You are viewing a plain text version of this content. The canonical link for it is here.
Posted to common-user@hadoop.apache.org by "steven.z zhuang" <st...@gmail.com> on 2011/04/26 16:33:15 UTC
access hdfs from streaming job
hi, list,
I have this very old, simple question, which I can not figure
out in short time, so I turn to you guys.
OK, in my perl hadoop streaming job, I want to access a file in
HDFS, what I did is as fllows:
1. fork a subprocess and try to dump the file into
local FS file, failed.
perl code: `hadoop fs -get XXX local-dir`;
here by local dir, I tried both full path and
short relative file paths, both not work. and I can be sure the user running
the hadoop has the access to the target dir.
I did get something from the command, but the file
content is just the same exception message as the following item presents.

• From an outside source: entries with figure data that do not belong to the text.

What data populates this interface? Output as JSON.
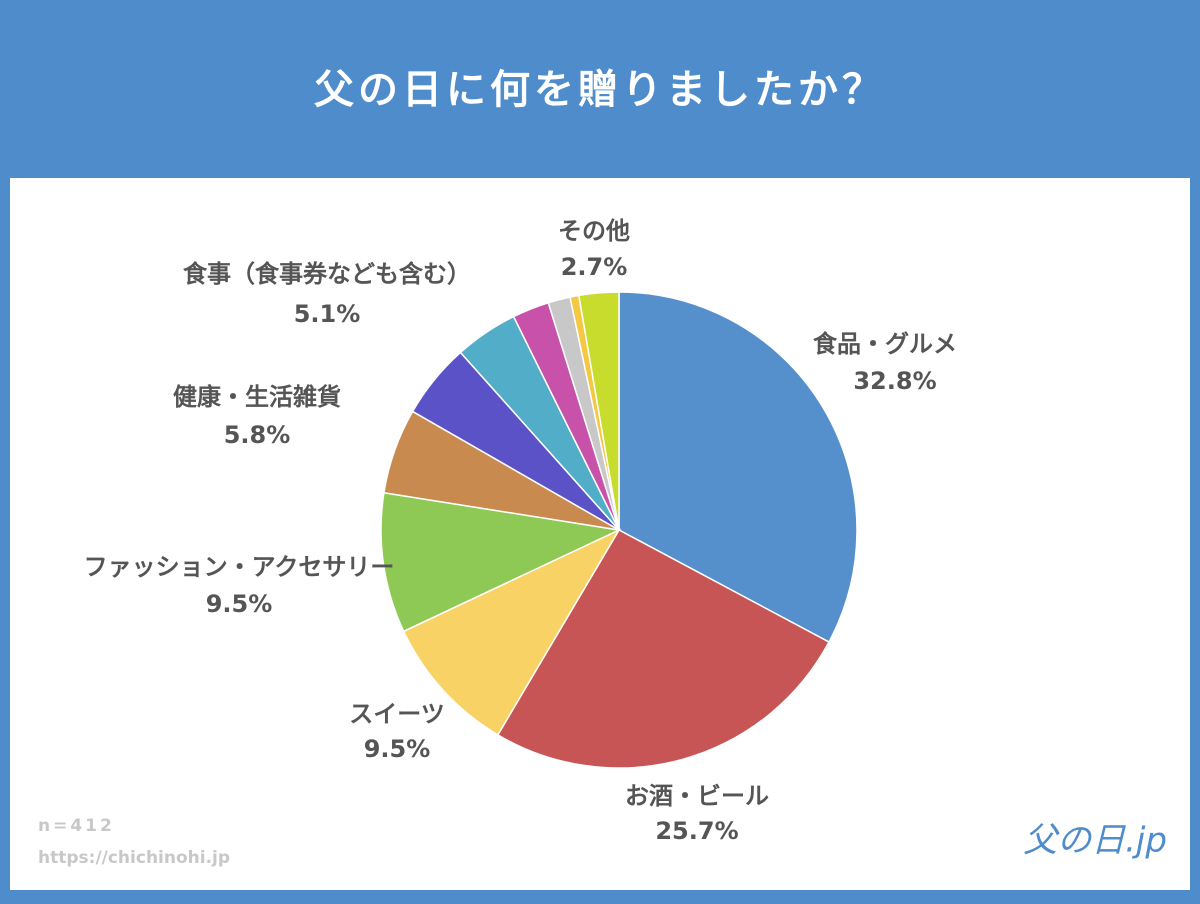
{
  "chart_data": {
    "type": "pie",
    "title": "父の日に何を贈りましたか？",
    "categories": [
      "食品・グルメ",
      "お酒・ビール",
      "スイーツ",
      "ファッション・アクセサリー",
      "健康・生活雑貨",
      "食事（食事券なども含む）",
      null,
      null,
      null,
      null,
      "その他"
    ],
    "values": [
      32.8,
      25.7,
      9.5,
      9.5,
      5.8,
      5.1,
      4.3,
      2.5,
      1.5,
      0.6,
      2.7
    ],
    "value_labels": [
      "32.8%",
      "25.7%",
      "9.5%",
      "9.5%",
      "5.8%",
      "5.1%",
      null,
      null,
      null,
      null,
      "2.7%"
    ],
    "colors": [
      "#5590cc",
      "#c85555",
      "#f9d265",
      "#8fc955",
      "#c98a50",
      "#5b52c8",
      "#52aec8",
      "#c852aa",
      "#c8c8c8",
      "#f5c842",
      "#c8dc2e"
    ],
    "note": "n=412",
    "source": "https://chichinohi.jp",
    "logo": "父の日.jp"
  }
}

2. try to open a pipe to the following command, failed:
perl code : open(FH, "hadoop fs
-cat XXX | ") .....
what is weird is that I can read from the pipe, and
the content is something like the following:
*
*
* Exception in thread "main"
java.lang.NoClassDefFoundError:
"-Dhadoop/tasklog/taskid=attempt_201104251856_0216_m_000001_0 *
* Caused by: java.lang.ClassNotFoundException:
"-Dhadoop.tasklog.taskid=attempt_201104251856_0216_m_000001_0 *
*at java.net.URLClassLoader$1.run(URLClassLoader.java:202) *
*at java.security.AccessController.doPrivileged(Native Method) *
*at java.net.URLClassLoader.findClass(URLClassLoader.java:190) *
*at java.lang.ClassLoader.loadClass(ClassLoader.java:307) *
*at sun.misc.Launcher$AppClassLoader.loadClass(Launcher.java:301) *
*at java.lang.ClassLoader.loadClass(ClassLoader.java:248) *
*Could not find the main class:
"-Dhadoop.tasklog.taskid=attempt_201104251856_0216_m_000001_0. ....*
*
*
seems to me it's some path problem, but I don't know
what caused the problem.
anyone know how to fix this please help, thanks!
--
Steven
Re: access hdfs from streaming job
Posted by "steven.z zhuang" <st...@gmail.com>.

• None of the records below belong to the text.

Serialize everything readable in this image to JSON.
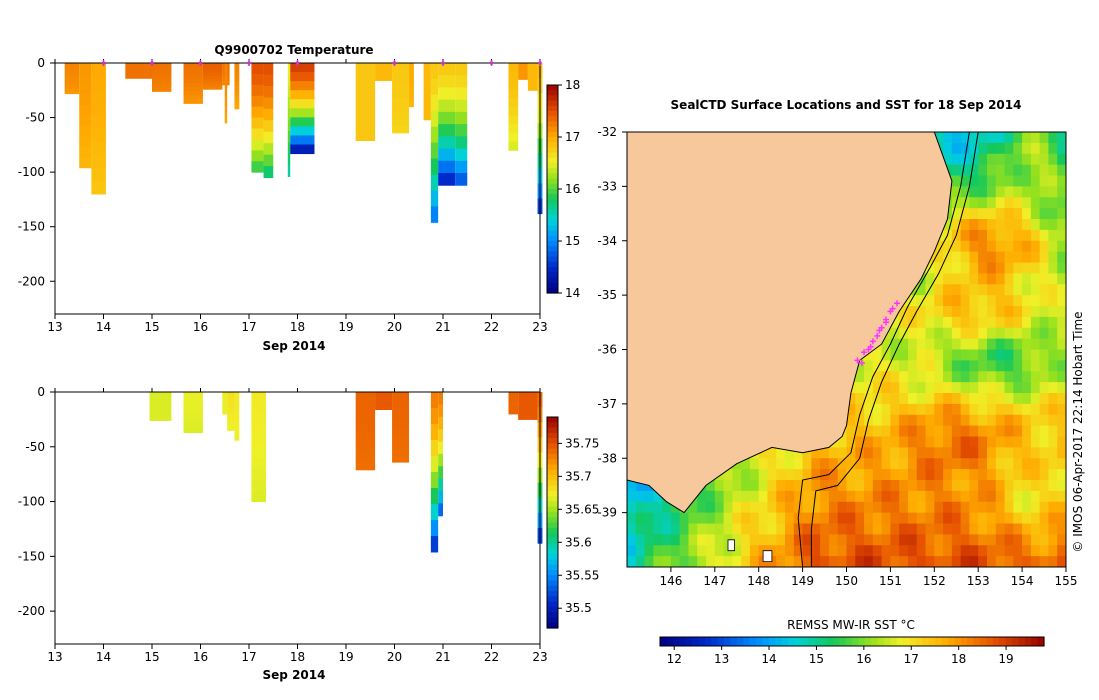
{
  "chart_data": [
    {
      "type": "heatmap",
      "name": "temperature_section",
      "title": "Q9900702  Temperature",
      "xlabel": "Sep 2014",
      "xticks": [
        "13",
        "14",
        "15",
        "16",
        "17",
        "18",
        "19",
        "20",
        "21",
        "22",
        "23"
      ],
      "xlim": [
        13,
        23
      ],
      "ylim": [
        -230,
        0
      ],
      "yticks": [
        "0",
        "-50",
        "-100",
        "-150",
        "-200"
      ],
      "colorbar": {
        "range": [
          14,
          18
        ],
        "ticks": [
          "18",
          "17",
          "16",
          "15",
          "14"
        ]
      },
      "profile_markers": [
        14,
        15,
        16,
        17,
        18,
        20,
        21,
        22,
        23
      ],
      "profiles": [
        {
          "x0": 13.2,
          "x1": 13.5,
          "depth": 28,
          "top": 17.2,
          "bottom": 17.1
        },
        {
          "x0": 13.5,
          "x1": 13.75,
          "depth": 96,
          "top": 17.1,
          "bottom": 16.9
        },
        {
          "x0": 13.75,
          "x1": 14.05,
          "depth": 120,
          "top": 17.0,
          "bottom": 16.8
        },
        {
          "x0": 14.45,
          "x1": 15.0,
          "depth": 14,
          "top": 17.3,
          "bottom": 17.3
        },
        {
          "x0": 15.0,
          "x1": 15.4,
          "depth": 26,
          "top": 17.3,
          "bottom": 17.2
        },
        {
          "x0": 15.65,
          "x1": 16.05,
          "depth": 37,
          "top": 17.3,
          "bottom": 17.1
        },
        {
          "x0": 16.05,
          "x1": 16.45,
          "depth": 24,
          "top": 17.4,
          "bottom": 17.2
        },
        {
          "x0": 16.45,
          "x1": 16.6,
          "depth": 20,
          "top": 17.3,
          "bottom": 17.2
        },
        {
          "x0": 16.5,
          "x1": 16.55,
          "depth": 55,
          "top": 17.2,
          "bottom": 17.0
        },
        {
          "x0": 16.7,
          "x1": 16.8,
          "depth": 42,
          "top": 17.2,
          "bottom": 17.0
        },
        {
          "x0": 17.05,
          "x1": 17.3,
          "depth": 100,
          "top": 17.5,
          "bottom": 15.8
        },
        {
          "x0": 17.3,
          "x1": 17.5,
          "depth": 105,
          "top": 17.5,
          "bottom": 15.6
        },
        {
          "x0": 17.8,
          "x1": 17.85,
          "depth": 104,
          "top": 16.5,
          "bottom": 15.5
        },
        {
          "x0": 17.85,
          "x1": 18.35,
          "depth": 83,
          "top": 17.6,
          "bottom": 14.1
        },
        {
          "x0": 19.2,
          "x1": 19.6,
          "depth": 71,
          "top": 16.8,
          "bottom": 16.8
        },
        {
          "x0": 19.6,
          "x1": 19.95,
          "depth": 16,
          "top": 16.9,
          "bottom": 16.9
        },
        {
          "x0": 19.95,
          "x1": 20.3,
          "depth": 64,
          "top": 16.8,
          "bottom": 16.7
        },
        {
          "x0": 20.3,
          "x1": 20.4,
          "depth": 40,
          "top": 17.0,
          "bottom": 16.9
        },
        {
          "x0": 20.6,
          "x1": 20.75,
          "depth": 52,
          "top": 16.9,
          "bottom": 16.9
        },
        {
          "x0": 20.75,
          "x1": 20.9,
          "depth": 146,
          "top": 16.8,
          "bottom": 14.8
        },
        {
          "x0": 20.9,
          "x1": 21.25,
          "depth": 112,
          "top": 16.8,
          "bottom": 14.3
        },
        {
          "x0": 21.25,
          "x1": 21.5,
          "depth": 112,
          "top": 16.8,
          "bottom": 14.6
        },
        {
          "x0": 22.35,
          "x1": 22.55,
          "depth": 80,
          "top": 16.9,
          "bottom": 16.4
        },
        {
          "x0": 22.55,
          "x1": 22.75,
          "depth": 15,
          "top": 17.1,
          "bottom": 17.1
        },
        {
          "x0": 22.75,
          "x1": 22.95,
          "depth": 25,
          "top": 16.9,
          "bottom": 16.9
        },
        {
          "x0": 22.95,
          "x1": 23.05,
          "depth": 138,
          "top": 16.9,
          "bottom": 14.4
        }
      ]
    },
    {
      "type": "heatmap",
      "name": "salinity_section",
      "title": "",
      "xlabel": "Sep 2014",
      "xticks": [
        "13",
        "14",
        "15",
        "16",
        "17",
        "18",
        "19",
        "20",
        "21",
        "22",
        "23"
      ],
      "xlim": [
        13,
        23
      ],
      "ylim": [
        -230,
        0
      ],
      "yticks": [
        "0",
        "-50",
        "-100",
        "-150",
        "-200"
      ],
      "colorbar": {
        "range": [
          35.47,
          35.79
        ],
        "ticks": [
          "35.75",
          "35.7",
          "35.65",
          "35.6",
          "35.55",
          "35.5"
        ]
      },
      "profiles": [
        {
          "x0": 14.95,
          "x1": 15.4,
          "depth": 26,
          "top": 35.665,
          "bottom": 35.665
        },
        {
          "x0": 15.65,
          "x1": 16.05,
          "depth": 37,
          "top": 35.67,
          "bottom": 35.665
        },
        {
          "x0": 16.45,
          "x1": 16.55,
          "depth": 20,
          "top": 35.67,
          "bottom": 35.67
        },
        {
          "x0": 16.55,
          "x1": 16.7,
          "depth": 35,
          "top": 35.68,
          "bottom": 35.67
        },
        {
          "x0": 16.7,
          "x1": 16.8,
          "depth": 44,
          "top": 35.675,
          "bottom": 35.67
        },
        {
          "x0": 17.05,
          "x1": 17.35,
          "depth": 100,
          "top": 35.675,
          "bottom": 35.665
        },
        {
          "x0": 19.2,
          "x1": 19.6,
          "depth": 71,
          "top": 35.74,
          "bottom": 35.735
        },
        {
          "x0": 19.6,
          "x1": 19.95,
          "depth": 16,
          "top": 35.745,
          "bottom": 35.745
        },
        {
          "x0": 19.95,
          "x1": 20.3,
          "depth": 64,
          "top": 35.74,
          "bottom": 35.735
        },
        {
          "x0": 20.75,
          "x1": 20.9,
          "depth": 146,
          "top": 35.73,
          "bottom": 35.5
        },
        {
          "x0": 20.9,
          "x1": 21.0,
          "depth": 113,
          "top": 35.73,
          "bottom": 35.52
        },
        {
          "x0": 22.35,
          "x1": 22.55,
          "depth": 20,
          "top": 35.74,
          "bottom": 35.74
        },
        {
          "x0": 22.55,
          "x1": 22.95,
          "depth": 25,
          "top": 35.745,
          "bottom": 35.745
        },
        {
          "x0": 22.95,
          "x1": 23.05,
          "depth": 138,
          "top": 35.74,
          "bottom": 35.5
        }
      ]
    },
    {
      "type": "heatmap",
      "name": "sst_map",
      "title": "SealCTD Surface Locations and SST for 18 Sep 2014",
      "xlabel": "",
      "xticks": [
        "146",
        "147",
        "148",
        "149",
        "150",
        "151",
        "152",
        "153",
        "154",
        "155"
      ],
      "yticks": [
        "-32",
        "-33",
        "-34",
        "-35",
        "-36",
        "-37",
        "-38",
        "-39"
      ],
      "xlim": [
        145.0,
        155.0
      ],
      "ylim": [
        -40.0,
        -32.0
      ],
      "colorbar": {
        "label": "REMSS MW-IR SST °C",
        "range": [
          11.7,
          19.8
        ],
        "ticks": [
          "12",
          "13",
          "14",
          "15",
          "16",
          "17",
          "18",
          "19"
        ]
      },
      "credit": "©  IMOS 06-Apr-2017 22:14 Hobart Time",
      "coastline": [
        [
          148.6,
          -32.0
        ],
        [
          152.0,
          -32.0
        ],
        [
          152.4,
          -32.9
        ],
        [
          152.3,
          -33.6
        ],
        [
          152.0,
          -34.2
        ],
        [
          151.7,
          -34.7
        ],
        [
          151.2,
          -35.3
        ],
        [
          150.8,
          -35.9
        ],
        [
          150.3,
          -36.2
        ],
        [
          150.1,
          -36.8
        ],
        [
          150.0,
          -37.4
        ],
        [
          149.9,
          -37.6
        ],
        [
          149.6,
          -37.8
        ],
        [
          149.0,
          -37.9
        ],
        [
          148.3,
          -37.8
        ],
        [
          147.5,
          -38.1
        ],
        [
          146.8,
          -38.5
        ],
        [
          146.3,
          -39.0
        ],
        [
          145.9,
          -38.8
        ],
        [
          145.5,
          -38.5
        ],
        [
          145.0,
          -38.4
        ],
        [
          145.0,
          -32.0
        ]
      ],
      "islands": [
        [
          [
            148.1,
            -39.7
          ],
          [
            148.3,
            -39.7
          ],
          [
            148.3,
            -39.9
          ],
          [
            148.1,
            -39.9
          ]
        ],
        [
          [
            147.3,
            -39.5
          ],
          [
            147.45,
            -39.5
          ],
          [
            147.45,
            -39.7
          ],
          [
            147.3,
            -39.7
          ]
        ]
      ],
      "shelf_lines": [
        [
          [
            152.8,
            -32.0
          ],
          [
            152.6,
            -33.0
          ],
          [
            152.3,
            -33.9
          ],
          [
            151.9,
            -34.5
          ],
          [
            151.4,
            -35.2
          ],
          [
            151.0,
            -35.9
          ],
          [
            150.6,
            -36.5
          ],
          [
            150.3,
            -37.2
          ],
          [
            150.1,
            -37.9
          ],
          [
            149.6,
            -38.3
          ],
          [
            149.0,
            -38.4
          ],
          [
            148.9,
            -39.1
          ],
          [
            149.0,
            -40.0
          ]
        ],
        [
          [
            153.0,
            -32.0
          ],
          [
            152.8,
            -33.0
          ],
          [
            152.5,
            -33.9
          ],
          [
            152.1,
            -34.6
          ],
          [
            151.6,
            -35.3
          ],
          [
            151.2,
            -35.9
          ],
          [
            150.8,
            -36.6
          ],
          [
            150.5,
            -37.3
          ],
          [
            150.3,
            -38.0
          ],
          [
            149.8,
            -38.5
          ],
          [
            149.3,
            -38.6
          ],
          [
            149.2,
            -39.3
          ],
          [
            149.2,
            -40.0
          ]
        ]
      ],
      "surface_locations": [
        [
          150.25,
          -36.2
        ],
        [
          150.4,
          -36.05
        ],
        [
          150.6,
          -35.85
        ],
        [
          150.75,
          -35.65
        ],
        [
          150.9,
          -35.45
        ],
        [
          151.0,
          -35.3
        ],
        [
          151.15,
          -35.15
        ],
        [
          150.5,
          -36.0
        ],
        [
          150.7,
          -35.75
        ],
        [
          150.9,
          -35.5
        ],
        [
          150.35,
          -36.25
        ],
        [
          150.55,
          -35.95
        ],
        [
          150.8,
          -35.6
        ],
        [
          151.05,
          -35.25
        ]
      ]
    }
  ]
}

OK, I will try to answer this question myself.
this is caused by the env variable HADOOP_CLIENT_OPTS being double quoted
in mapred/org/apache/hadoop/mapred/TaskRunner.java
which in turn will make the command line in streaming job like this:
nohup /dist/JAVA_HOME/bin/java -Dproc_fs -Xmx4000m
*"-Dhadoop.tasklog.taskid=attempt_201104251856_0303_m_000001_0
-Dhadoop.tasklog.iscleanup=false
-Dhadoop.tasklog.totalLogFileSize=0"*-Dhadoop.log.dir=/blah/logs
the HADOOP_CLIENT_OPTS here is doubled quoted, which makes java take it not
as a set of options.
Anyone know why this variable "*HADOOP_CLIENT_OPTS *" is specially treated
than other variables?
anyway, seems it's just a trouble-making idea.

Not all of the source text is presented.